A significance test of the correlation between the fitted values and the residuals confirms this:
cor.test(fitted(lm_longitude), resid(longitude))
Pearson's product-moment correlation
data: fitted and residual
t = 0, df = 13, p-value = 1
alternative hypothesis: true correlation is not equal to 0
95 percent confidence interval:
-0.5122628 0.5122628
sample estimates:
cor
1.763983e-14
So you're pretty justified in using the second interpretation. The fact that a pattern seems to emerge on the order of 10^-4 is likely just noise. The scale you use to present the graph of the fitted values against the residuals is less important: use whatever provides a clear display of the data. Either way, there's still no correlation between the two.
Still worried there's a relation? Let's try a third degree polynomial regression, then where res is a vector of the residuals and ftd a vector of the fitted values:
Call:
lm(formula = res ~ ftd + I(ftd^2) + I(ftd^3))
Residuals:
Min 1Q Median 3Q Max
-2.241e-04 -3.768e-05 8.900e-08 3.482e-05 1.738e-04
Coefficients:
Estimate Std. Error t value Pr(>|t|)
(Intercept) -0.0007511 0.0207611 -0.036 0.972
ftd -0.0109064 0.0137376 -0.794 0.444
I(ftd^2) 0.0003520 0.0090690 0.039 0.970
I(ftd^3) 0.0047866 0.0060009 0.798 0.442
Residual standard error: 9.891e-05 on 11 degrees of freedom
Multiple R-squared: 0.3314, Adjusted R-squared: 0.1491
F-statistic: 1.818 on 3 and 11 DF, p-value: 0.2022
Turns out, there's no significant relationship between these, even if we assume nonlinearity.
It doesn't matter on what scale you visualize the data: objectively, that changes nothing whatsoever. Regardless of how you look at it, either (1) there's really no relationship between the residuals and fitted values or (2) you don't have nearly enough data to conclusively demonstrate that there is.
Best Answer
Both (b) and (c) most likely just mean your model is missing a predictor, or else some of its coefficients deviate from their optimal values under the data. E.g. the scenario in (b) could happen if the data truly lay around a line, but the line you fitted had a slope that was too small. This could be the result of an iterative optimization algorithm that was terminated too soon (before it found the optimum).
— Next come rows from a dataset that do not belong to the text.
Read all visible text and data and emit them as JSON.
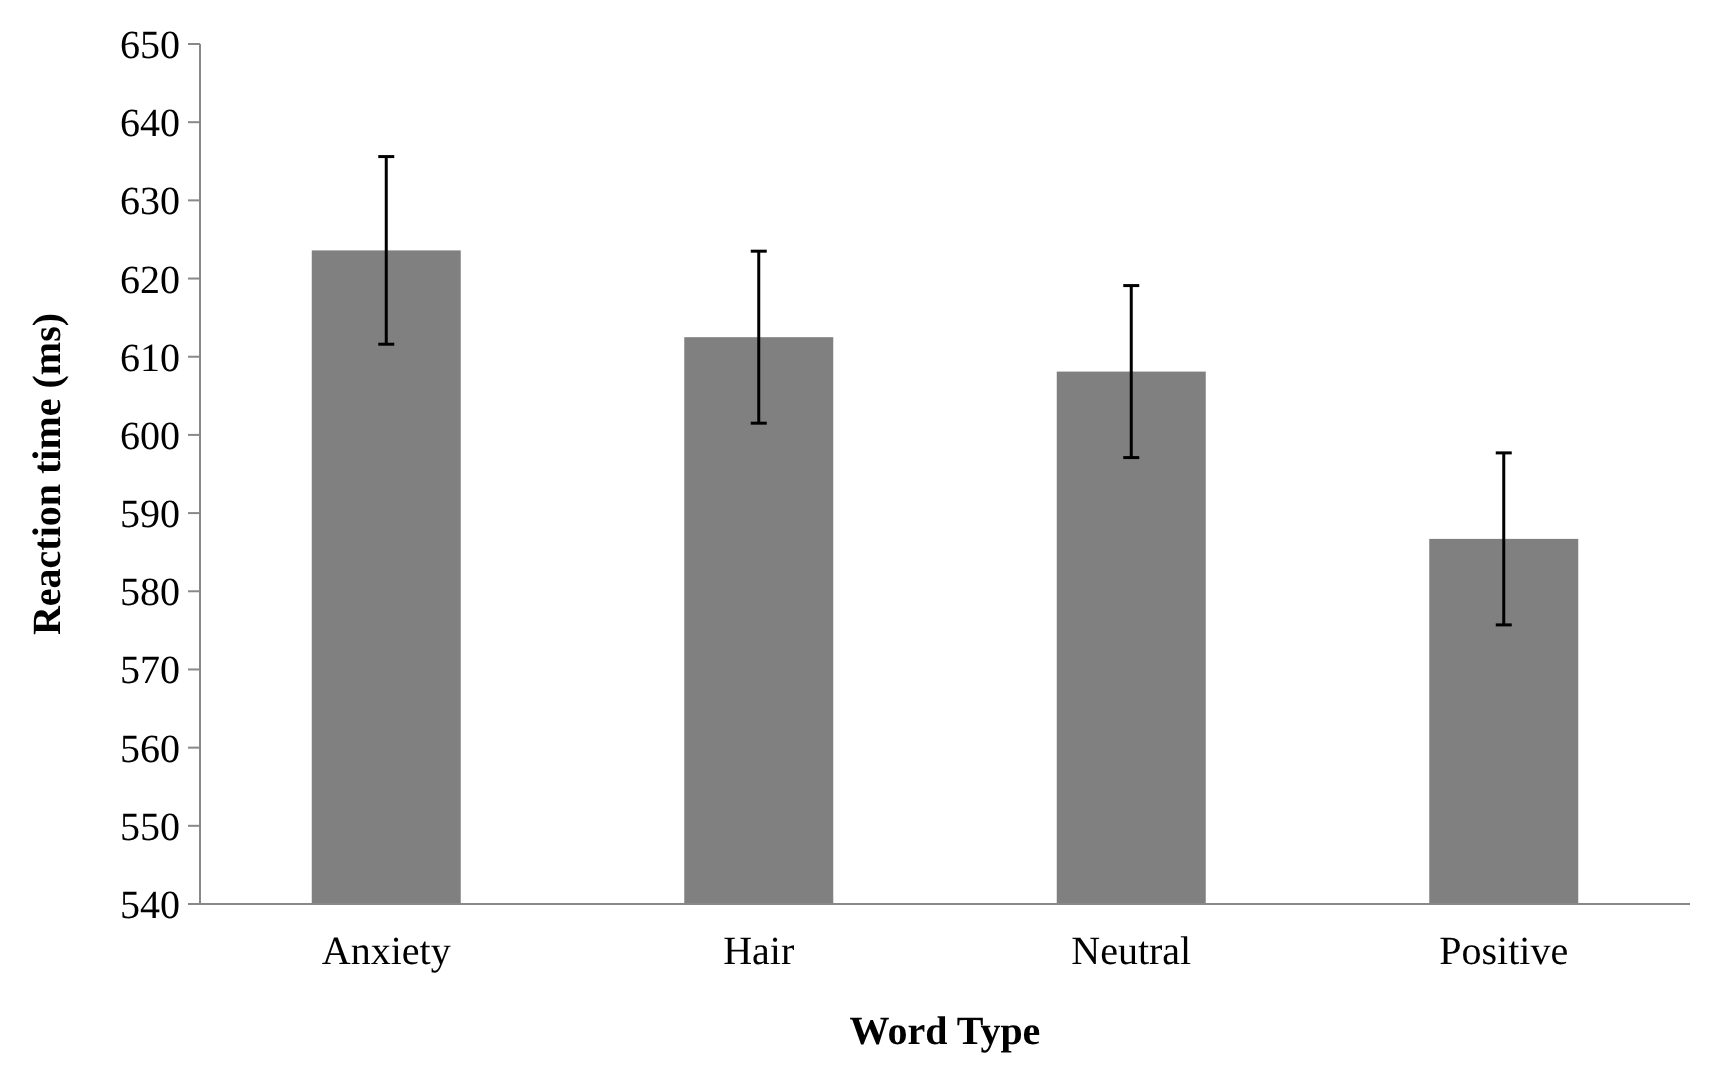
{
  "chart_data": {
    "type": "bar",
    "xlabel": "Word Type",
    "ylabel": "Reaction time (ms)",
    "categories": [
      "Anxiety",
      "Hair",
      "Neutral",
      "Positive"
    ],
    "values": [
      623.6,
      612.5,
      608.1,
      586.7
    ],
    "errors": [
      12,
      11,
      11,
      11
    ],
    "color": "#808080",
    "ylim": [
      540,
      650
    ],
    "yticks": [
      540,
      550,
      560,
      570,
      580,
      590,
      600,
      610,
      620,
      630,
      640,
      650
    ],
    "grid": false
  }
}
The scenario in (c) is more likely to reflect a missing predictor. Let's say you again fitted a line, but the true function by which the data were generated was quadratic, with a negative coefficient in the quadratic term. You subtracted out the linear part, so you're left with the (concave) parabola of the quadratic part that you missed out.
These kinds of biases only happen if the model term(s) you left out is/are somehow linked with those that you did include (e.g. $x$ is correlated with $x^2$). If you left out some relevant effect that is completely independent of the things you did model, that won't show up in the residuals as a bias (it will just be part of the apparently random noise).